Testing different parameters for the engine and data

First of all, sorry about not writing last week, I was super-tired plus there was not much to tell about OHBM; I had a fantastic week, I met both Cameron and Chris in person and a bunch of well known neuroscience developers as well. Also, I had the opportunitty of learning a lot, several interesting posters and hands on in the Hackathon; I will hopefully come back to OHBM 2017, it was a great time.

Comparison framework

So, back to work, this week I’ve been building a framework to test different combinations of parameters and dimensionality reductions and treatment. My idea so far is to test different combinations of hash number, bit number, distance, resample dimension and Z scored data by now. This leads to a high possible number of combinations, so I will let this calculations for next week (I’m out of the lab atm, and my laptop is not powerful enough). Also, I will load as much maps in my local Neurovault since we decided to not overload the production server with JSON queries that need several hundreds of lines and this will take a bit of time.

The framework iterates over the whole possibilities, loads specific data and builds a different Engine each time. Loads the full dataset in the Engine and queries one by one all the possible maps. Then, these queries are evaluated against the actual results (previously generated and saved) with DCG (see previous weeks) and saved to report a mean DCG after the whole process.
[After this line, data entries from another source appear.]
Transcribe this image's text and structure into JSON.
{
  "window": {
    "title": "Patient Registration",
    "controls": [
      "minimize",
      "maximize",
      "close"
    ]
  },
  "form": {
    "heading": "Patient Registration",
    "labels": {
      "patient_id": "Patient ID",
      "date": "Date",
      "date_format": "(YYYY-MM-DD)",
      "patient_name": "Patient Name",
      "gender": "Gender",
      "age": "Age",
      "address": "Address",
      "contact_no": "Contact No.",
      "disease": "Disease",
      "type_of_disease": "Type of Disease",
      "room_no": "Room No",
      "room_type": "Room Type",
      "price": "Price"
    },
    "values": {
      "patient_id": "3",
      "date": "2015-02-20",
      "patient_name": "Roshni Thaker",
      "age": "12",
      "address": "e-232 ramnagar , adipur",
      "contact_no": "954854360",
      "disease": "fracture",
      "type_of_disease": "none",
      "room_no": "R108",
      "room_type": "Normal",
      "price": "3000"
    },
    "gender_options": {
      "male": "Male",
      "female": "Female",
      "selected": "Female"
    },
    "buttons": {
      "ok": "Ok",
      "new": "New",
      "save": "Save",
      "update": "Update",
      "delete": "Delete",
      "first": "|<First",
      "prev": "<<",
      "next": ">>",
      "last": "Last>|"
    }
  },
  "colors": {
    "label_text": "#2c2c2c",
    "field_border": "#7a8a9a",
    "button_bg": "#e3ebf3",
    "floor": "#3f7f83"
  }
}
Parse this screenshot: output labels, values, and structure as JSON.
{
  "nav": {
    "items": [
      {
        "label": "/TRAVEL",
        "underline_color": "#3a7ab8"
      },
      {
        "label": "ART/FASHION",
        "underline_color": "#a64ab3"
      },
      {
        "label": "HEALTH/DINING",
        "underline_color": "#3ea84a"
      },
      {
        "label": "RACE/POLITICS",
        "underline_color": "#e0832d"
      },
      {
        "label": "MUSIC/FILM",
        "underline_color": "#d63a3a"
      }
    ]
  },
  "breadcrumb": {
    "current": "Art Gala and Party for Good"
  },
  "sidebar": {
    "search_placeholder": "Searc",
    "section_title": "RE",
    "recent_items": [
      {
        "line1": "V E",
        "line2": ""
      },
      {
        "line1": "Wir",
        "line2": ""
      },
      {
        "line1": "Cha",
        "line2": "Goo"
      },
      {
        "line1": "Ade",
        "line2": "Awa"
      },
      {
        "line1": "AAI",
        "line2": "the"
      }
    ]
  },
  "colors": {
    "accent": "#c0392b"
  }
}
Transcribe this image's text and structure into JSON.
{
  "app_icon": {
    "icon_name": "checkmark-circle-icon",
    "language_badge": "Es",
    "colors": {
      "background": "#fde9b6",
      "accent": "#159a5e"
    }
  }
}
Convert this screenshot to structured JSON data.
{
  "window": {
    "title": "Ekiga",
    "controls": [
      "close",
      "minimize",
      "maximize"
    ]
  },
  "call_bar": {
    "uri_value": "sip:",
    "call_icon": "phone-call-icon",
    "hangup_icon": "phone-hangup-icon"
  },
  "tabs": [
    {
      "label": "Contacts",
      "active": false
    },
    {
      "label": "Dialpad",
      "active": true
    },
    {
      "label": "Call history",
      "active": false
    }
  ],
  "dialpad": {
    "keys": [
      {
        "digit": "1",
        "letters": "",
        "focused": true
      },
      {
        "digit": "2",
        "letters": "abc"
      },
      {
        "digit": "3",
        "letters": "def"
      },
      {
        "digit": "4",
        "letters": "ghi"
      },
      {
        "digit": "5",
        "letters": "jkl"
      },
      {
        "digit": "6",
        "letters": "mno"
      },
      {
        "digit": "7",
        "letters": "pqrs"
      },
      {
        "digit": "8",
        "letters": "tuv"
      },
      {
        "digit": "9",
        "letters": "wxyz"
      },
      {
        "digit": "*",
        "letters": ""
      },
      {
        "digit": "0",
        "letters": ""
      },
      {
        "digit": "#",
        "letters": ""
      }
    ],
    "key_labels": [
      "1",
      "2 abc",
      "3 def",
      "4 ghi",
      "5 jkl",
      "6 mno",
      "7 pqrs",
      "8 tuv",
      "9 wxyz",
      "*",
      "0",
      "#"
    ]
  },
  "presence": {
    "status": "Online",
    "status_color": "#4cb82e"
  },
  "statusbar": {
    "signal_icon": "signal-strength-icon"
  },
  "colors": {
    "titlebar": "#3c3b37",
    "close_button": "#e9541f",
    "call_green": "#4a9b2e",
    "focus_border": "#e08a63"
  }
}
As an example, I’ve run once the framework with different resample dimensions and the rest of the parameters fixed:

DCG mean score for  [4, 4, 4]  :  1.76347265478
DCG mean score for  [6, 6, 6]  :  1.85349872876
DCG mean score for  [8, 8, 8]  :  1.85167174514
DCG mean score for  [10, 10, 10]  :  1.80284846337
DCG mean score for  [12, 12, 12]  :  1.72983034835
DCG mean score for  [14, 14, 14]  :  1.78070238621
DCG mean score for  [16, 16, 16]  :  1.8917845196

The higher the DCG score, the better the result. It seems that a reduction to [6, 6, 6] is a good solution, but also we can get great results by using [16, 16, 16], so this seems to have no direct effect on the performance.

Problems

I’ve noticed that for a small amount of images, the queries do not give back 100 images (since the number of buckets do not allow it). This is probably going to bias the results. I will think about it, for now, I can only say that it could be solved making an effort and increasing the dataset or normalizing the DCG results by the number of responses for the query.